For data center operators, figuring out how to place SFC with different VNFs inside a data center network while minimizing the communication cost of VMs is a critical task. In this paper, we proposed a multi-agent reinforcement learning algorithm to solve the SFC placement problem. Although the SFC placement problem has been solved extensively with and without resorting to machine learning techniques, our work has two novelties. First, we discovered that at the core of the SFC placement problem is the k-stroll problem, which is only studied in the theory community and has not been identified by any of the existing research on SFC placement. We hope our work can shed some light on how k-stroll can not only advance SFC placement research but also model an even wider range of network applications.
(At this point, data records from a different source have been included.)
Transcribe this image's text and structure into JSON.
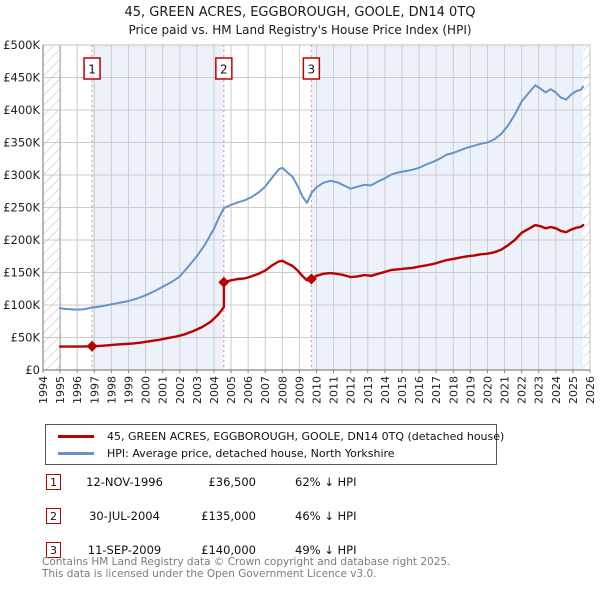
{
  "title": "45, GREEN ACRES, EGGBOROUGH, GOOLE, DN14 0TQ",
  "subtitle": "Price paid vs. HM Land Registry's House Price Index (HPI)",
  "footer": {
    "line1": "Contains HM Land Registry data © Crown copyright and database right 2025.",
    "line2": "This data is licensed under the Open Government Licence v3.0."
  },
  "legend": [
    {
      "name": "price-paid",
      "label": "45, GREEN ACRES, EGGBOROUGH, GOOLE, DN14 0TQ (detached house)",
      "color": "#bb0000"
    },
    {
      "name": "hpi",
      "label": "HPI: Average price, detached house, North Yorkshire",
      "color": "#6693c9"
    }
  ],
  "transactions": [
    {
      "num": "1",
      "date": "12-NOV-1996",
      "price": "£36,500",
      "hpi": "62% ↓ HPI"
    },
    {
      "num": "2",
      "date": "30-JUL-2004",
      "price": "£135,000",
      "hpi": "46% ↓ HPI"
    },
    {
      "num": "3",
      "date": "11-SEP-2009",
      "price": "£140,000",
      "hpi": "49% ↓ HPI"
    }
  ],
  "chart_data": {
    "type": "line",
    "title": "45, GREEN ACRES, EGGBOROUGH, GOOLE, DN14 0TQ",
    "xlabel": "",
    "ylabel": "",
    "xlim": [
      1994,
      2026
    ],
    "ylim": [
      0,
      500
    ],
    "grid": true,
    "x_ticks": [
      1994,
      1995,
      1996,
      1997,
      1998,
      1999,
      2000,
      2001,
      2002,
      2003,
      2004,
      2005,
      2006,
      2007,
      2008,
      2009,
      2010,
      2011,
      2012,
      2013,
      2014,
      2015,
      2016,
      2017,
      2018,
      2019,
      2020,
      2021,
      2022,
      2023,
      2024,
      2025,
      2026
    ],
    "y_ticks": [
      {
        "v": 0,
        "label": "£0"
      },
      {
        "v": 50,
        "label": "£50K"
      },
      {
        "v": 100,
        "label": "£100K"
      },
      {
        "v": 150,
        "label": "£150K"
      },
      {
        "v": 200,
        "label": "£200K"
      },
      {
        "v": 250,
        "label": "£250K"
      },
      {
        "v": 300,
        "label": "£300K"
      },
      {
        "v": 350,
        "label": "£350K"
      },
      {
        "v": 400,
        "label": "£400K"
      },
      {
        "v": 450,
        "label": "£450K"
      },
      {
        "v": 500,
        "label": "£500K"
      }
    ],
    "colors": {
      "price_line": "#bb0000",
      "hpi_line": "#6693c9",
      "sale_vline": "#f58a8a",
      "band": "#edf2fa",
      "grid": "#cccccc",
      "axis": "#888888",
      "hatch": "#bbbbbb"
    },
    "bands": [
      [
        1996.87,
        2004.58
      ],
      [
        2009.7,
        2025.6
      ]
    ],
    "hatch_regions": [
      [
        1994,
        1995
      ],
      [
        2025.6,
        2026
      ]
    ],
    "sale_lines": [
      {
        "x": 1996.87,
        "label": "1"
      },
      {
        "x": 2004.58,
        "label": "2"
      },
      {
        "x": 2009.7,
        "label": "3"
      }
    ],
    "markers": [
      [
        1996.87,
        36.5
      ],
      [
        2004.58,
        135
      ],
      [
        2009.7,
        140
      ]
    ],
    "series": [
      {
        "name": "hpi",
        "color": "#6693c9",
        "width": 2,
        "points": [
          [
            1995.0,
            95
          ],
          [
            1995.3,
            94
          ],
          [
            1995.6,
            93.5
          ],
          [
            1996.0,
            93
          ],
          [
            1996.4,
            93.5
          ],
          [
            1996.87,
            96
          ],
          [
            1997.3,
            97.5
          ],
          [
            1997.8,
            100
          ],
          [
            1998.2,
            102
          ],
          [
            1998.6,
            104
          ],
          [
            1999.0,
            106
          ],
          [
            1999.5,
            110
          ],
          [
            2000.0,
            115
          ],
          [
            2000.5,
            121
          ],
          [
            2001.0,
            128
          ],
          [
            2001.5,
            135
          ],
          [
            2002.0,
            144
          ],
          [
            2002.5,
            159
          ],
          [
            2003.0,
            175
          ],
          [
            2003.5,
            194
          ],
          [
            2004.0,
            217
          ],
          [
            2004.3,
            235
          ],
          [
            2004.58,
            249
          ],
          [
            2005.0,
            254
          ],
          [
            2005.4,
            258
          ],
          [
            2005.8,
            261
          ],
          [
            2006.2,
            266
          ],
          [
            2006.6,
            273
          ],
          [
            2007.0,
            282
          ],
          [
            2007.4,
            296
          ],
          [
            2007.8,
            309
          ],
          [
            2008.0,
            311
          ],
          [
            2008.3,
            304
          ],
          [
            2008.6,
            297
          ],
          [
            2008.9,
            283
          ],
          [
            2009.2,
            266
          ],
          [
            2009.45,
            257
          ],
          [
            2009.7,
            272
          ],
          [
            2010.0,
            281
          ],
          [
            2010.4,
            288
          ],
          [
            2010.8,
            291
          ],
          [
            2011.2,
            289
          ],
          [
            2011.6,
            284
          ],
          [
            2012.0,
            279
          ],
          [
            2012.4,
            282
          ],
          [
            2012.8,
            285
          ],
          [
            2013.2,
            284
          ],
          [
            2013.6,
            290
          ],
          [
            2014.0,
            295
          ],
          [
            2014.4,
            301
          ],
          [
            2014.8,
            304
          ],
          [
            2015.2,
            306
          ],
          [
            2015.6,
            308
          ],
          [
            2016.0,
            311
          ],
          [
            2016.4,
            316
          ],
          [
            2016.8,
            320
          ],
          [
            2017.2,
            325
          ],
          [
            2017.6,
            331
          ],
          [
            2018.0,
            334
          ],
          [
            2018.4,
            338
          ],
          [
            2018.8,
            342
          ],
          [
            2019.2,
            345
          ],
          [
            2019.6,
            348
          ],
          [
            2020.0,
            350
          ],
          [
            2020.4,
            355
          ],
          [
            2020.8,
            363
          ],
          [
            2021.2,
            376
          ],
          [
            2021.6,
            393
          ],
          [
            2022.0,
            413
          ],
          [
            2022.4,
            426
          ],
          [
            2022.8,
            438
          ],
          [
            2023.1,
            433
          ],
          [
            2023.4,
            427
          ],
          [
            2023.7,
            432
          ],
          [
            2024.0,
            427
          ],
          [
            2024.3,
            419
          ],
          [
            2024.6,
            416
          ],
          [
            2024.9,
            424
          ],
          [
            2025.2,
            429
          ],
          [
            2025.45,
            431
          ],
          [
            2025.6,
            436
          ]
        ]
      },
      {
        "name": "price-paid",
        "color": "#bb0000",
        "width": 2.4,
        "points": [
          [
            1995.0,
            36
          ],
          [
            1995.5,
            36
          ],
          [
            1996.0,
            36
          ],
          [
            1996.5,
            36.3
          ],
          [
            1996.87,
            36.5
          ],
          [
            1997.3,
            37
          ],
          [
            1997.8,
            38
          ],
          [
            1998.3,
            39
          ],
          [
            1998.8,
            40
          ],
          [
            1999.3,
            41
          ],
          [
            1999.8,
            42.5
          ],
          [
            2000.3,
            44.5
          ],
          [
            2000.8,
            46.5
          ],
          [
            2001.3,
            49
          ],
          [
            2001.8,
            51.5
          ],
          [
            2002.3,
            55
          ],
          [
            2002.8,
            60
          ],
          [
            2003.3,
            66
          ],
          [
            2003.8,
            74
          ],
          [
            2004.2,
            84
          ],
          [
            2004.45,
            92
          ],
          [
            2004.58,
            97
          ],
          [
            2004.58,
            135
          ],
          [
            2005.0,
            138
          ],
          [
            2005.4,
            140
          ],
          [
            2005.8,
            141
          ],
          [
            2006.2,
            144
          ],
          [
            2006.6,
            148
          ],
          [
            2007.0,
            153
          ],
          [
            2007.4,
            161
          ],
          [
            2007.8,
            167
          ],
          [
            2008.0,
            168
          ],
          [
            2008.3,
            164
          ],
          [
            2008.6,
            160
          ],
          [
            2008.9,
            153
          ],
          [
            2009.2,
            144
          ],
          [
            2009.45,
            138
          ],
          [
            2009.7,
            140
          ],
          [
            2010.0,
            145
          ],
          [
            2010.4,
            148
          ],
          [
            2010.8,
            149
          ],
          [
            2011.2,
            148
          ],
          [
            2011.6,
            146
          ],
          [
            2012.0,
            143
          ],
          [
            2012.4,
            144
          ],
          [
            2012.8,
            146
          ],
          [
            2013.2,
            145
          ],
          [
            2013.6,
            148
          ],
          [
            2014.0,
            151
          ],
          [
            2014.4,
            154
          ],
          [
            2014.8,
            155
          ],
          [
            2015.2,
            156
          ],
          [
            2015.6,
            157
          ],
          [
            2016.0,
            159
          ],
          [
            2016.4,
            161
          ],
          [
            2016.8,
            163
          ],
          [
            2017.2,
            166
          ],
          [
            2017.6,
            169
          ],
          [
            2018.0,
            171
          ],
          [
            2018.4,
            173
          ],
          [
            2018.8,
            175
          ],
          [
            2019.2,
            176
          ],
          [
            2019.6,
            178
          ],
          [
            2020.0,
            179
          ],
          [
            2020.4,
            181
          ],
          [
            2020.8,
            185
          ],
          [
            2021.2,
            192
          ],
          [
            2021.6,
            200
          ],
          [
            2022.0,
            211
          ],
          [
            2022.4,
            217
          ],
          [
            2022.8,
            223
          ],
          [
            2023.1,
            221
          ],
          [
            2023.4,
            218
          ],
          [
            2023.7,
            220
          ],
          [
            2024.0,
            218
          ],
          [
            2024.3,
            214
          ],
          [
            2024.6,
            212
          ],
          [
            2024.9,
            216
          ],
          [
            2025.2,
            219
          ],
          [
            2025.45,
            220
          ],
          [
            2025.6,
            223
          ]
        ]
      }
    ]
  }
}
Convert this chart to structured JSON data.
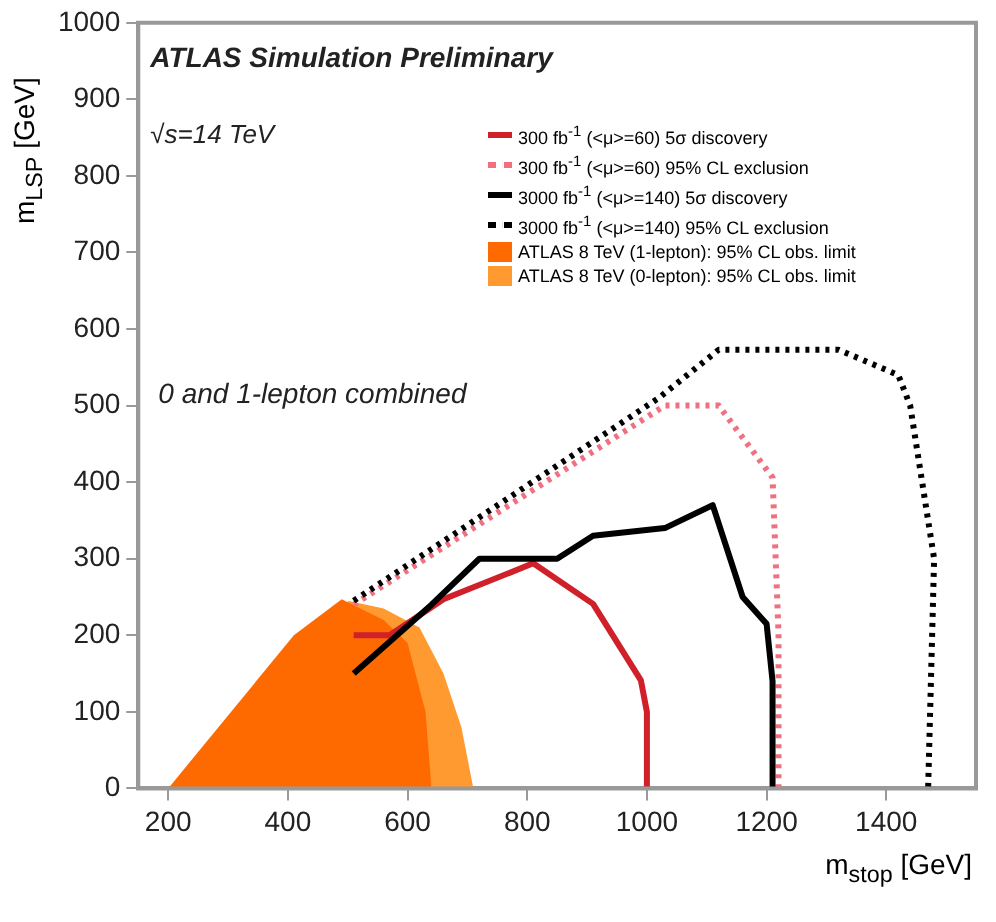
{
  "chart_data": {
    "type": "line",
    "xlabel": "m$_{stop}$ [GeV]",
    "ylabel": "m$_{LSP}$ [GeV]",
    "annotations": [
      "ATLAS Simulation Preliminary",
      "√s=14 TeV",
      "0 and 1-lepton combined"
    ],
    "xlim": [
      150,
      1550
    ],
    "xticks": [
      200,
      400,
      600,
      800,
      1000,
      1200,
      1400
    ],
    "ylim": [
      0,
      1000
    ],
    "yticks": [
      0,
      100,
      200,
      300,
      400,
      500,
      600,
      700,
      800,
      900,
      1000
    ],
    "grid": false,
    "legend": "top right",
    "marker": "none",
    "series": [
      {
        "name": "ATLAS 8 TeV (0-lepton): 95% CL obs. limit",
        "type": "area",
        "color": "#ff9a30",
        "x": [
          500,
          560,
          620,
          660,
          690,
          710
        ],
        "values": [
          245,
          235,
          210,
          150,
          80,
          0
        ]
      },
      {
        "name": "ATLAS 8 TeV (1-lepton): 95% CL obs. limit",
        "type": "area",
        "color": "#ff6a00",
        "x": [
          200,
          410,
          490,
          560,
          600,
          630,
          640
        ],
        "values": [
          0,
          200,
          247,
          220,
          190,
          100,
          0
        ]
      },
      {
        "name": "300 fb$^{-1}$ (<μ>=60) 5σ discovery",
        "type": "line",
        "line_style": "solid",
        "color": "#d0202a",
        "x": [
          510,
          570,
          660,
          810,
          910,
          990,
          1000,
          1000
        ],
        "values": [
          200,
          200,
          247,
          294,
          241,
          141,
          100,
          0
        ]
      },
      {
        "name": "300 fb$^{-1}$ (<μ>=60) 95% CL exclusion",
        "type": "line",
        "line_style": "dotted",
        "color": "#f07080",
        "x": [
          510,
          1030,
          1120,
          1210,
          1220,
          1220
        ],
        "values": [
          240,
          500,
          500,
          406,
          202,
          0
        ]
      },
      {
        "name": "3000 fb$^{-1}$ (<μ>=140) 5σ discovery",
        "type": "line",
        "line_style": "solid",
        "color": "#000000",
        "x": [
          510,
          640,
          720,
          850,
          910,
          1030,
          1110,
          1160,
          1200,
          1210,
          1210
        ],
        "values": [
          150,
          240,
          300,
          300,
          330,
          340,
          370,
          250,
          215,
          140,
          0
        ]
      },
      {
        "name": "3000 fb$^{-1}$ (<μ>=140) 95% CL exclusion",
        "type": "line",
        "line_style": "dotted",
        "color": "#000000",
        "x": [
          510,
          1020,
          1120,
          1320,
          1420,
          1440,
          1480,
          1470
        ],
        "values": [
          245,
          510,
          573,
          573,
          540,
          500,
          300,
          0
        ]
      }
    ]
  }
}
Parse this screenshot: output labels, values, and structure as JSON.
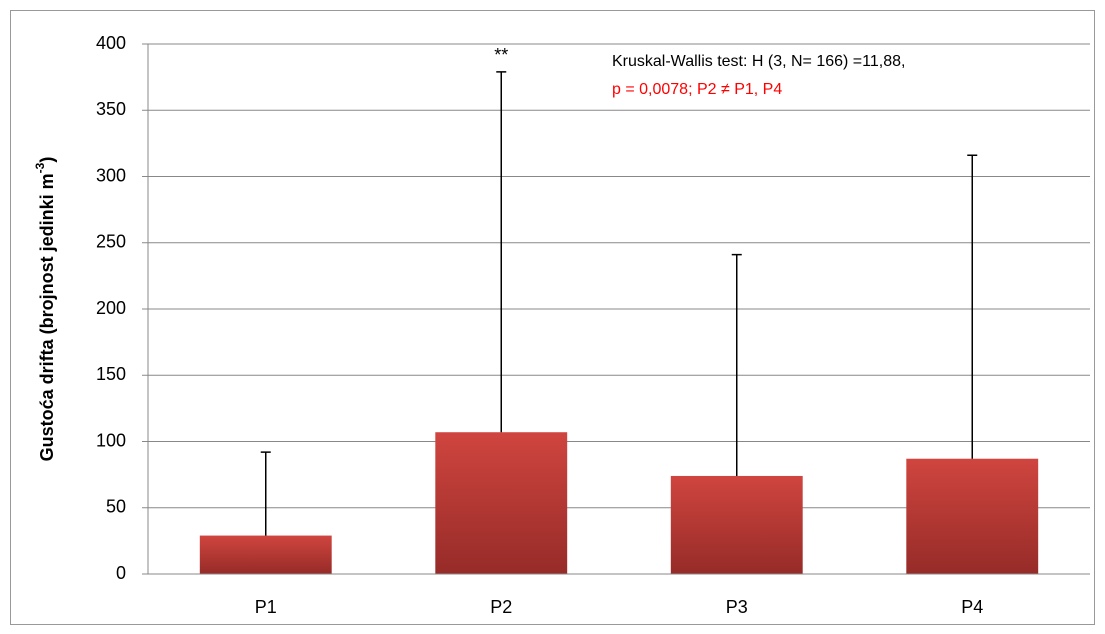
{
  "chart_data": {
    "type": "bar",
    "ylabel_parts": [
      "Gustoća drifta (brojnost jedinki m",
      "-3",
      ")"
    ],
    "categories": [
      "P1",
      "P2",
      "P3",
      "P4"
    ],
    "values": [
      29,
      107,
      74,
      87
    ],
    "errors": [
      63,
      272,
      167,
      229
    ],
    "color": "#c0392b",
    "ylim": [
      0,
      400
    ],
    "yticks": [
      0,
      50,
      100,
      150,
      200,
      250,
      300,
      350,
      400
    ],
    "grid": true,
    "annotations": [
      {
        "text": "**",
        "category": 1
      },
      {
        "text": "Kruskal-Wallis  test: H (3, N= 166) =11,88,",
        "color": "#000000"
      },
      {
        "text": "p = 0,0078; P2 ≠ P1, P4",
        "color": "#ff0000"
      }
    ]
  }
}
Second, all the existing work utilizing machine learning techniques adopts a deep reinforcement learning approach. We showed that under k-stroll modeling of SFC placement, this is not necessary as there are a limited number of states and actions available for the agents. We designed a multi-agent reinforcement learning algorithm where multiple agents cooperatively and synchronously solve k-stroll in order to place SFC. We showed via simulations that our algorithm’s performance is comparable with or even better than the existing algorithms, however, with execution time that is up to two orders of magnitude smaller than that of the existing work.

We have three research directions in the future. First, we will investigate the convergence and convergence speed of our RL algorithm by studying the unique discrete structure of k-stroll. For example, the existing DP-based algorithm provides some insights into how visiting k distinct nodes is related to visiting \(k+1\) distinct edges, which can be solved optimally and efficiently. Second, in our current multi-agent scenario, all the agents cooperate with each other by sharing the same reward and updating the same Q-table. In a rational and game-theoretical environment wherein different agents have different goals and rewards, how agents balance cooperation with competition to find a near-optimal SFC placement efficiently remains largely unexplored. Third, currently, we only consider SFC placement for one VM flow. When there exist multiple VM flows with highly diverse and dynamic traffic rates (e.g., transmission rates and bandwidth demands), how to apply RL techniques to achieve optimal network traffic and communication delay in cloud data centers becomes a challenging problem.